Les Américains ne sont pourtant pas les plus à plaindre. Les économies les plus fragiles de la zone euro ont vu l’emploi, public notamment, sacrifié sur l’autel de l’austérité pour éloigner le spectre de la faillite. La colère des jeunes britanniques, liée au chômage, a explosé en émeutes cet été et l’Europe entière s’indigne du sort des Indignados en Espagne – plus de 40% des jeunes espagnols sont au chômage. Même dans une France qu’on pourrait croire habituée, le chômage reste la première préoccupation d’une population et, face à une situation qui ne s’améliore pas -notamment pour une partie de la jeunesse, la crainte de nouvelles émeutes n’a pas disparu.

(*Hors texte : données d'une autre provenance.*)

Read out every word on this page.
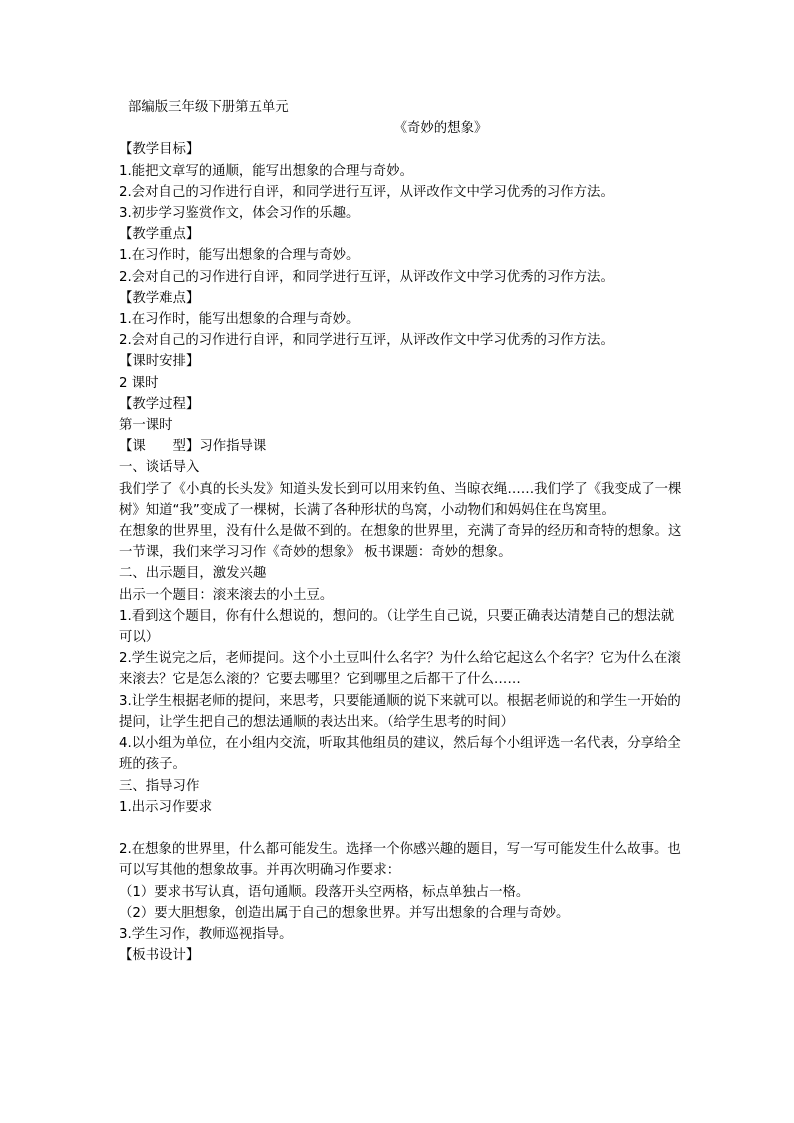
部编版三年级下册第五单元

《奇妙的想象》

【教学目标】

1.能把文章写的通顺，能写出想象的合理与奇妙。

2.会对自己的习作进行自评，和同学进行互评，从评改作文中学习优秀的习作方法。

3.初步学习鉴赏作文，体会习作的乐趣。

【教学重点】

1.在习作时，能写出想象的合理与奇妙。

2.会对自己的习作进行自评，和同学进行互评，从评改作文中学习优秀的习作方法。

【教学难点】

1.在习作时，能写出想象的合理与奇妙。

2.会对自己的习作进行自评，和同学进行互评，从评改作文中学习优秀的习作方法。

【课时安排】

2 课时

【教学过程】

第一课时

【课　　型】习作指导课

一、谈话导入

我们学了《小真的长头发》知道头发长到可以用来钓鱼、当晾衣绳……我们学了《我变成了一棵树》知道“我”变成了一棵树，长满了各种形状的鸟窝，小动物们和妈妈住在鸟窝里。

在想象的世界里，没有什么是做不到的。在想象的世界里，充满了奇异的经历和奇特的想象。这一节课，我们来学习习作《奇妙的想象》 板书课题：奇妙的想象。

二、出示题目，激发兴趣

出示一个题目：滚来滚去的小土豆。

1.看到这个题目，你有什么想说的，想问的。（让学生自己说，只要正确表达清楚自己的想法就可以）

2.学生说完之后，老师提问。这个小土豆叫什么名字？为什么给它起这么个名字？它为什么在滚来滚去？它是怎么滚的？它要去哪里？它到哪里之后都干了什么……

3.让学生根据老师的提问，来思考，只要能通顺的说下来就可以。根据老师说的和学生一开始的提问，让学生把自己的想法通顺的表达出来。（给学生思考的时间）

4.以小组为单位，在小组内交流，听取其他组员的建议，然后每个小组评选一名代表，分享给全班的孩子。

三、指导习作

1.出示习作要求

2.在想象的世界里，什么都可能发生。选择一个你感兴趣的题目，写一写可能发生什么故事。也可以写其他的想象故事。并再次明确习作要求：

（1）要求书写认真，语句通顺。段落开头空两格，标点单独占一格。

（2）要大胆想象，创造出属于自己的想象世界。并写出想象的合理与奇妙。

3.学生习作，教师巡视指导。

【板书设计】
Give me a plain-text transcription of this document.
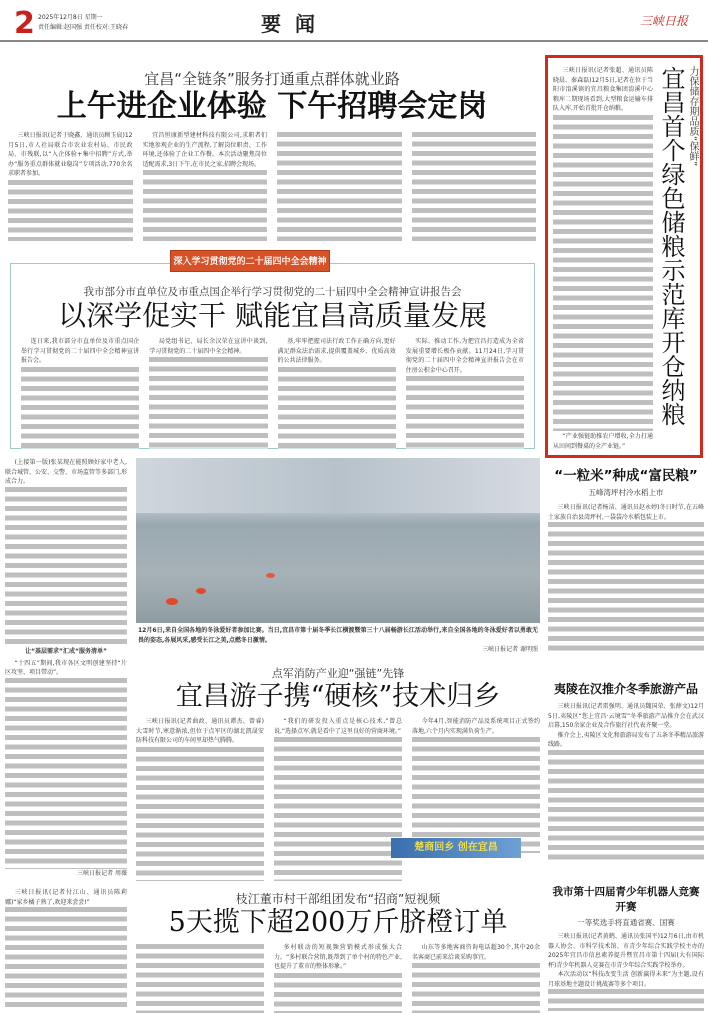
2 2025年12月8日 星期一
责任编辑:赵国强 责任校对:王晓春	要闻	三峡日报
宜昌“全链条”服务打通重点群体就业路
上午进企业体验 下午招聘会定岗

三峡日报讯(记者于晓鑫、通讯员顾玉宸)12月5日,市人社局联合市农业农村局、市民政局、市残联,以“入企体验+集中招聘”方式,举办“服务重点群体就业稳岗”专项活动,770余名求职者参加。

宜昌恒康新型建材科技有限公司,求职者们实地参观企业的生产流程,了解岗位职责、工作环境,还体验了企业工作餐。本次活动聚焦岗位适配需求,3日下午,在市民之家,招聘会现场。

我市部分市直单位及市重点国企举行学习贯彻党的二十届四中全会精神宣讲报告会
以深学促实干 赋能宜昌高质量发展

连日来,我市部分市直单位及市重点国企举行学习贯彻党的二十届四中全会精神宣讲报告会。

局党组书记、局长余汉荣在宣讲中谈到,学习贯彻党的二十届四中全会精神。

基,牢牢把握司法行政工作正确方向,更好满足群众法治需求,提供覆盖城乡、优质高效的公共法律服务。

实际、推动工作,为把宜昌打造成为全省发展重要增长极作贡献。11月24日,学习贯彻党的二十届四中全会精神宣讲报告会在市住房公积金中心召开。

深入学习贯彻党的二十届四中全会精神

三峡日报讯(记者张超、通讯员陈晓晨、秦森磊)12月5日,记者在位于当阳市淯溪镇的宜昌粮食集团淯溪中心粮库二期现场看到,大型粮食运输车排队入库,开始首批开仓纳粮。

“产业强链助推农户增收,全力打通从田间到餐桌的全产业链。”

宜昌首个绿色储粮示范库开仓纳粮 力保储存期品质“保鲜”

(上接第一版)张某现在能照顾好家中老人,联合城管、公安、交警、市场监管等多部门,形成合力。

让“基层需求”汇成“服务清单”

“十四五”期间,我市各区文明创建坚持“片区攻坚、项目带动”。

三峡日报记者 周薇
12月6日,来自全国各地的冬泳爱好者参加比赛。当日,宜昌市第十届冬季长江横渡暨第三十八届畅游长江活动举行,来自全国各地的冬泳爱好者以勇敢无畏的姿态,各展风采,感受长江之美,点燃冬日激情。
三峡日报记者 谢明照
“一粒米”种成“富民粮”
五峰湾坪村冷水稻上市

三峡日报讯(记者杨洁、通讯员赵永婷)冬日时节,在五峰土家族自治县湾坪村,一袋袋冷水稻包装上市。

点军消防产业迎“强链”先锋
宜昌游子携“硬核”技术归乡

三峡日报讯(记者曲政、通讯员谭杰、曾睿)大雪时节,寒意渐浓,但位于点军区的湖北凯晟安防科技有限公司的车间里却热气腾腾。

“我们的研发投入重点是核心技术,”曾总说,“选择点军,就是看中了这里良好的营商环境。”

今年4月,智能消防产品及系统项目正式签约落地,六个月内实现满负荷生产。

楚商回乡 创在宜昌
夷陵在汉推介冬季旅游产品

三峡日报讯(记者雷强明、通讯员魏国荣、张薛文)12月5日,夷陵区“您上宜昌·云境雪”冬季旅游产品推介会在武汉启幕,150余家企业及合作旅行社代表齐聚一堂。

推介会上,夷陵区文化和旅游局发布了五条冬季精品旅游线路。

三峡日报讯(记者付江山、通讯员陈莉娜)“家乡橘子熟了,欢迎来尝尝!”	枝江董市村干部组团发布“招商”短视频
5天揽下超200万斤脐橙订单

多村联动的短视频营销模式形成强大合力。“多村联合营销,既帮到了单个村的特色产业,也提升了董市的整体形象。”

山东等多地客商咨询电话超30个,其中20余名客商已前来洽谈采购事宜。

我市第十四届青少年机器人竞赛开赛
一等奖选手将直通省赛、国赛

三峡日报讯(记者黄鹤、通讯员张国平)12月6日,由市机器人协会、市科学技术馆、市青少年综合实践学校主办的2025年宜昌市信息素养提升暨宜昌市第十四届(大有国际杯)青少年机器人竞赛在市青少年综合实践学校举办。

本次活动以“科技改变生活 创新赢得未来”为主题,设有月球基地主题设计挑战赛等多个项目。
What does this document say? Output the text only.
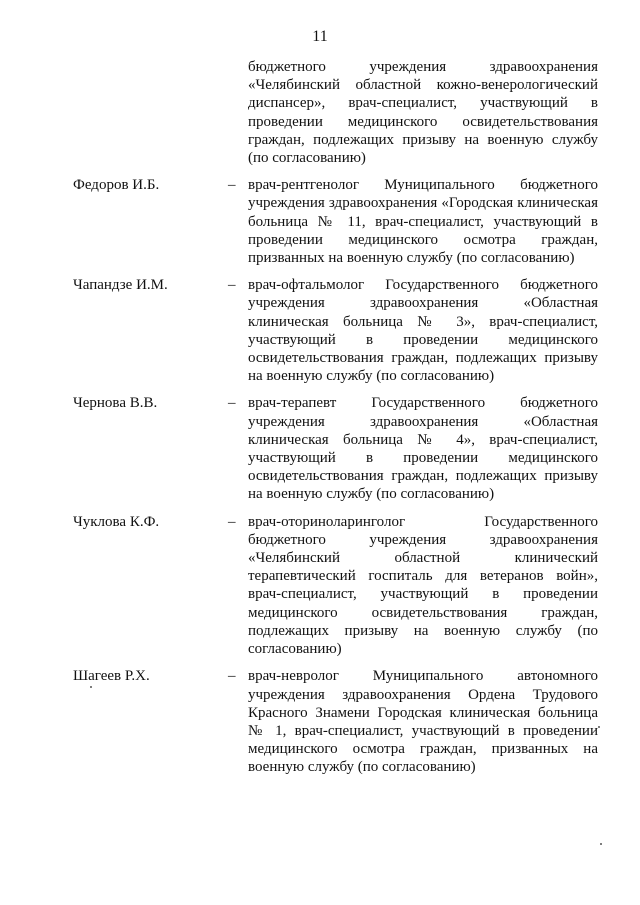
11
бюджетного учреждения здравоохранения «Челябинский областной кожно-венерологический диспансер», врач-специалист, участвующий в проведении медицинского освидетельствования граждан, подлежащих призыву на военную службу (по согласованию)
Федоров И.Б.	– врач-рентгенолог Муниципального бюджетного учреждения здравоохранения «Городская клиническая больница № 11, врач-специалист, участвующий в проведении медицинского осмотра граждан, призванных на военную службу (по согласованию)
Чапандзе И.М.	– врач-офтальмолог Государственного бюджетного учреждения здравоохранения «Областная клиническая больница № 3», врач-специалист, участвующий в проведении медицинского освидетельствования граждан, подлежащих призыву на военную службу (по согласованию)
Чернова В.В.	– врач-терапевт Государственного бюджетного учреждения здравоохранения «Областная клиническая больница № 4», врач-специалист, участвующий в проведении медицинского освидетельствования граждан, подлежащих призыву на военную службу (по согласованию)
Чуклова К.Ф.	– врач-оториноларинголог Государственного бюджетного учреждения здравоохранения «Челябинский областной клинический терапевтический госпиталь для ветеранов войн», врач-специалист, участвующий в проведении медицинского освидетельствования граждан, подлежащих призыву на военную службу (по согласованию)
Шагеев Р.Х.	– врач-невролог Муниципального автономного учреждения здравоохранения Ордена Трудового Красного Знамени Городская клиническая больница № 1, врач-специалист, участвующий в проведении медицинского осмотра граждан, призванных на военную службу (по согласованию)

Hors du monde occidental aussi, le chômage est une plaie ; c’est en bonne partie le désespoir d’une jeunesse pour laquelle il était impossible d’obtenir des emplois décents qui a lancé le printemps arabe. Les économies florissantes d’Inde et de Chine ne sont pas épargnées : leurs gouvernements s’inquiètent de la qualité et de la quantité des emplois disponibles, notamment pour les jeunes diplômés, et comptent dans leur population des centaines de millions de personnes-surtout dans les zones rurales- qui vivent dans le dénuement le plus total.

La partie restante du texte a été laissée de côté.